Spread heavy plastic underlayment over concrete floors, and trim edges flush with the walls. The purpose of the underlayment is to prevent moisture from seeping up into the carpet. A product with a dimpled or pebbled surface will allow air to circulate and prevent moisture from collecting and causing mildew or rot. If a wooden sub-floor has been installed there may be no urgent need for underlayment, but it will provide an extra layer of protection and soundproofing if desired.
For Carpet Squares: Mark off the center of the floor and lay out a grid with a chalk line if using carpet squares. Apply carpet tape around the perimeter of the room. Begin laying squares down along the grid lines, making sure they fit snugly against each other. Work out gradually and evenly from the center of the room, making sure the nap of the carpet lays in the correct direction for each tile. Trim carpet squares where they meet the wall, and check for snugness and uniformity before removing protective adhesive backing strip and pressing carpet edges firmly down on adhesive.

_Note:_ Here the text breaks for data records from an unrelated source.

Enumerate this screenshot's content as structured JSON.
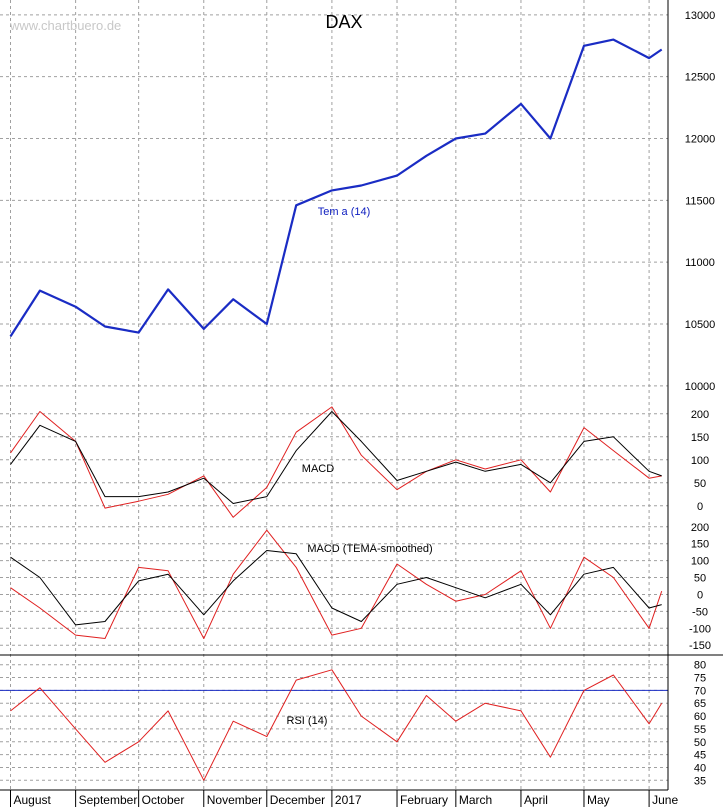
{
  "watermark": "www.chartbuero.de",
  "chart_data": [
    {
      "type": "line",
      "title": "DAX",
      "series": [
        {
          "name": "Tem a (14)",
          "x": [
            "2016-08-01",
            "2016-08-15",
            "2016-09-01",
            "2016-09-15",
            "2016-10-01",
            "2016-10-15",
            "2016-11-01",
            "2016-11-15",
            "2016-12-01",
            "2016-12-15",
            "2017-01-01",
            "2017-01-15",
            "2017-02-01",
            "2017-02-15",
            "2017-03-01",
            "2017-03-15",
            "2017-04-01",
            "2017-04-15",
            "2017-05-01",
            "2017-05-15",
            "2017-06-01",
            "2017-06-07"
          ],
          "values": [
            10400,
            10770,
            10640,
            10480,
            10430,
            10780,
            10460,
            10700,
            10500,
            11460,
            11580,
            11620,
            11700,
            11860,
            12000,
            12040,
            12280,
            12000,
            12750,
            12800,
            12650,
            12720
          ]
        }
      ],
      "yticks": [
        10000,
        10500,
        11000,
        11500,
        12000,
        12500,
        13000
      ],
      "ylim": [
        9950,
        13120
      ]
    },
    {
      "type": "line",
      "title": "MACD",
      "series": [
        {
          "x": [
            "2016-08-01",
            "2016-08-15",
            "2016-09-01",
            "2016-09-15",
            "2016-10-01",
            "2016-10-15",
            "2016-11-01",
            "2016-11-15",
            "2016-12-01",
            "2016-12-15",
            "2017-01-01",
            "2017-01-15",
            "2017-02-01",
            "2017-02-15",
            "2017-03-01",
            "2017-03-15",
            "2017-04-01",
            "2017-04-15",
            "2017-05-01",
            "2017-05-15",
            "2017-06-01",
            "2017-06-07"
          ],
          "values": [
            115,
            205,
            140,
            -5,
            10,
            25,
            65,
            -25,
            40,
            160,
            215,
            110,
            35,
            75,
            100,
            80,
            100,
            30,
            170,
            120,
            60,
            65
          ]
        },
        {
          "x": [
            "2016-08-01",
            "2016-08-15",
            "2016-09-01",
            "2016-09-15",
            "2016-10-01",
            "2016-10-15",
            "2016-11-01",
            "2016-11-15",
            "2016-12-01",
            "2016-12-15",
            "2017-01-01",
            "2017-01-15",
            "2017-02-01",
            "2017-02-15",
            "2017-03-01",
            "2017-03-15",
            "2017-04-01",
            "2017-04-15",
            "2017-05-01",
            "2017-05-15",
            "2017-06-01",
            "2017-06-07"
          ],
          "values": [
            90,
            175,
            140,
            20,
            20,
            30,
            60,
            5,
            20,
            120,
            205,
            140,
            55,
            75,
            95,
            75,
            90,
            50,
            140,
            150,
            75,
            65
          ]
        }
      ],
      "yticks": [
        0,
        50,
        100,
        150,
        200
      ],
      "ylim": [
        -20,
        230
      ]
    },
    {
      "type": "line",
      "title": "MACD (TEMA-smoothed)",
      "series": [
        {
          "x": [
            "2016-08-01",
            "2016-08-15",
            "2016-09-01",
            "2016-09-15",
            "2016-10-01",
            "2016-10-15",
            "2016-11-01",
            "2016-11-15",
            "2016-12-01",
            "2016-12-15",
            "2017-01-01",
            "2017-01-15",
            "2017-02-01",
            "2017-02-15",
            "2017-03-01",
            "2017-03-15",
            "2017-04-01",
            "2017-04-15",
            "2017-05-01",
            "2017-05-15",
            "2017-06-01",
            "2017-06-07"
          ],
          "values": [
            20,
            -40,
            -120,
            -130,
            80,
            70,
            -130,
            60,
            190,
            80,
            -120,
            -100,
            90,
            30,
            -20,
            0,
            70,
            -100,
            110,
            50,
            -100,
            10
          ]
        },
        {
          "x": [
            "2016-08-01",
            "2016-08-15",
            "2016-09-01",
            "2016-09-15",
            "2016-10-01",
            "2016-10-15",
            "2016-11-01",
            "2016-11-15",
            "2016-12-01",
            "2016-12-15",
            "2017-01-01",
            "2017-01-15",
            "2017-02-01",
            "2017-02-15",
            "2017-03-01",
            "2017-03-15",
            "2017-04-01",
            "2017-04-15",
            "2017-05-01",
            "2017-05-15",
            "2017-06-01",
            "2017-06-07"
          ],
          "values": [
            110,
            50,
            -90,
            -80,
            40,
            60,
            -60,
            40,
            130,
            120,
            -40,
            -80,
            30,
            50,
            20,
            -10,
            30,
            -60,
            60,
            80,
            -40,
            -30
          ]
        }
      ],
      "yticks": [
        200,
        150,
        100,
        50,
        0,
        -50,
        -100,
        -150
      ],
      "ylim": [
        -170,
        220
      ]
    },
    {
      "type": "line",
      "title": "RSI (14)",
      "series": [
        {
          "x": [
            "2016-08-01",
            "2016-08-15",
            "2016-09-01",
            "2016-09-15",
            "2016-10-01",
            "2016-10-15",
            "2016-11-01",
            "2016-11-15",
            "2016-12-01",
            "2016-12-15",
            "2017-01-01",
            "2017-01-15",
            "2017-02-01",
            "2017-02-15",
            "2017-03-01",
            "2017-03-15",
            "2017-04-01",
            "2017-04-15",
            "2017-05-01",
            "2017-05-15",
            "2017-06-01",
            "2017-06-07"
          ],
          "values": [
            62,
            71,
            55,
            42,
            50,
            62,
            35,
            58,
            52,
            74,
            78,
            60,
            50,
            68,
            58,
            65,
            62,
            44,
            70,
            76,
            57,
            65
          ]
        }
      ],
      "yticks": [
        35,
        40,
        45,
        50,
        55,
        60,
        65,
        70,
        75,
        80
      ],
      "ylim": [
        32,
        83
      ]
    }
  ],
  "x_month_labels": [
    "August",
    "September",
    "October",
    "November",
    "December",
    "2017",
    "February",
    "March",
    "April",
    "May",
    "June"
  ]
}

For Roll Carpet: Lay carpet pad out on wood sub-floor, and trim 1 1/4 inches from wall. Unroll carpeting and spread flat, tugging into place and pressing out wrinkles. Cut carpet using a carpet knife, pressing carpet down to the floor at the wall with a carpenters square for a clean cut. fold back edges of carpet and install tack strip one half inch from the wall, around perimeter of room. Use carpet stretcher to pull the carpet taut, and a hammer to fasten it to the tack strip. Trim any excess carpet even with the wall, and tuck wisps down between tack strip and wall.
Finish your basement flooring job by adding baseboard. This can be pre-stained and the finishing nail holes filled in with matching putty. Basements with concrete or brick walls can be finished by using rubber baseboard molding, attached with a strong permanent glue.
Tips & Warnings
- If your basement floods on a regular basis, consider installing a pump and a sub-floor to prevent ruining your carpet. If the walls of your basement sweat, seal them as well as the floor.